Na koniec, obiecane pismo. Pewnie wielu z was je dostało. Co wy na to?

Szanowni Państwo,

Dzisiaj chcielibyśmy przedstawić krótki opis jak należy prawidłowo segregować odpady we frakcji „BIO”.

Odpady te poddawane są kompostowaniu lub utylizacji w biogazowaniach. Otrzymujemy z nich żyzny kompost lub energię. Jeśli jednak frakcja bio będzie zanieczyszczona innymi rodzajami śmieci, trafi na wysypisko lub do spalarni. Dlatego ważne jest, żeby zapamiętać zasady selekcjonowania bio odpadów. Zapraszamy Państwa do zapoznania się z krótkimi wskazówkami.

Do pojemnika (brązowego) należy wrzucać:

  • obierki od warzyw (ziemniaków, marchewki, pietruszki, ogórków, cebuli, itp.)
  • obierki i skórki od owoców (jabłka, gruszki, banany, cytryny, pomarańcze, itp.)
  • zepsute warzywa i owoce
  • pestki owoców (np. brzoskwiń, nektarynek, mango)
  • łupiny po pestkach dyni i słonecznika
  • zawartość konserw warzywno-owocowych (kukurydza, groszek, itp., owoce z puszki)
  • grzyby i resztki z obierania grzybów
  • skorupki jaj (całe jajka wyrzucamy do odpadów zmieszanych)
  • resztki pieczywa
  • zwiędłe kwiaty i rośliny doniczkowe

Do pojemnika nie wrzucamy:

  • kości
  • mięsa
  • nabiału
  • ryb i owoców morza
  • tłuszczu
  • odchodów zwierząt
  • żwirku z kuwet
  • popiołu
  • niedopałków papierosów
  • lakierowanego drewna

WAŻNE:

Do brązowego kosza powinny trafiać TYLKO ODPADY POCHODZENIA ROŚLINNEGO.

Odpady bio należy wyrzucać luzem, w brązowych torbach z makulatury lub w workach kompostowalnych (worki kompostowalne są oznakowane motywem roślinki, numerem certyfikatu i normą EN 13432)

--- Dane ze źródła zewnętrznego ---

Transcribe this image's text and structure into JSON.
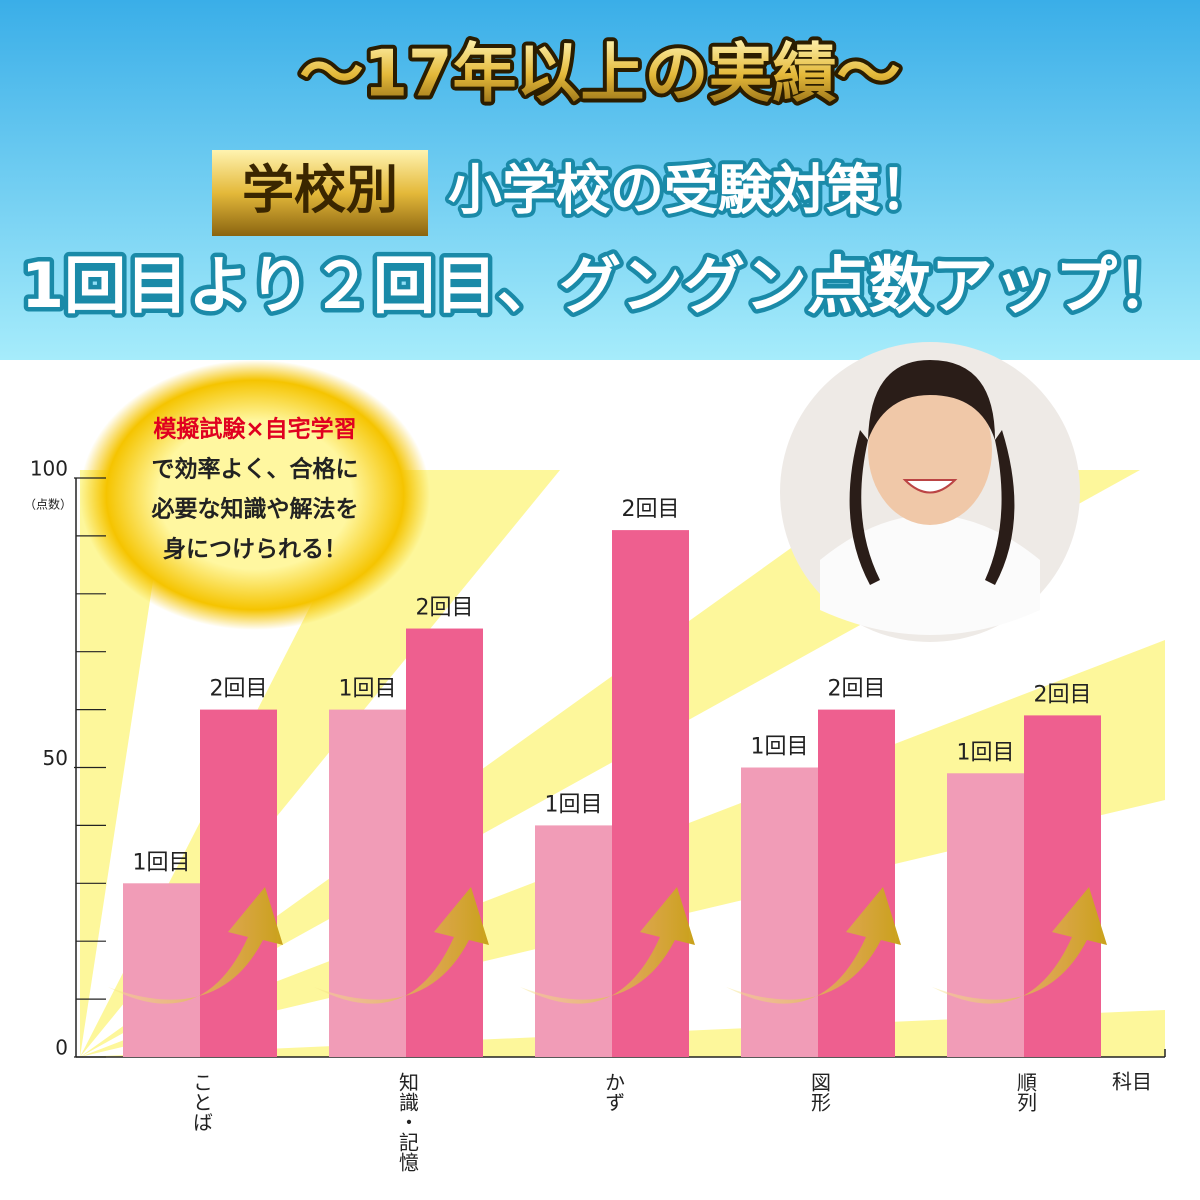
{
  "header": {
    "title": "〜17年以上の実績〜",
    "badge": "学校別",
    "line1": "小学校の受験対策！",
    "line2": "1回目より２回目、グングン点数アップ！"
  },
  "bubble": {
    "lines": [
      "模擬試験×自宅学習",
      "で効率よく、合格に",
      "必要な知識や解法を",
      "身につけられる！"
    ]
  },
  "chart_data": {
    "type": "bar",
    "categories": [
      "ことば",
      "知識・記憶",
      "かず",
      "図形",
      "順列"
    ],
    "series": [
      {
        "name": "1回目",
        "color": "#f19cb7",
        "values": [
          30,
          60,
          40,
          50,
          49
        ]
      },
      {
        "name": "2回目",
        "color": "#ee5f8f",
        "values": [
          60,
          74,
          91,
          60,
          59
        ]
      }
    ],
    "ylim": [
      0,
      100
    ],
    "yticks": [
      0,
      50,
      100
    ],
    "yminorticks": [
      10,
      20,
      30,
      40,
      60,
      70,
      80,
      90
    ],
    "ylabel": "（点数）",
    "xlabel": "科目"
  }
}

Odpadów bio nie należy wyrzucać w workach biodegradowalnych, ponieważ większość worków i opakowań biodegradowalnych nie rozkłada się w warunkach naturalnych. Zachowuje się więc tak samo jak plastik. Z czasem, pod wpływem tlenu, mogą rozpaść się na niewielkie kawałki. Niestety taki efekt może być jeszcze bardziej szkodliwy dla środowiska. Worki biodegradowalne nie powinny być więc stosowane do wyrzucania odpadów bio.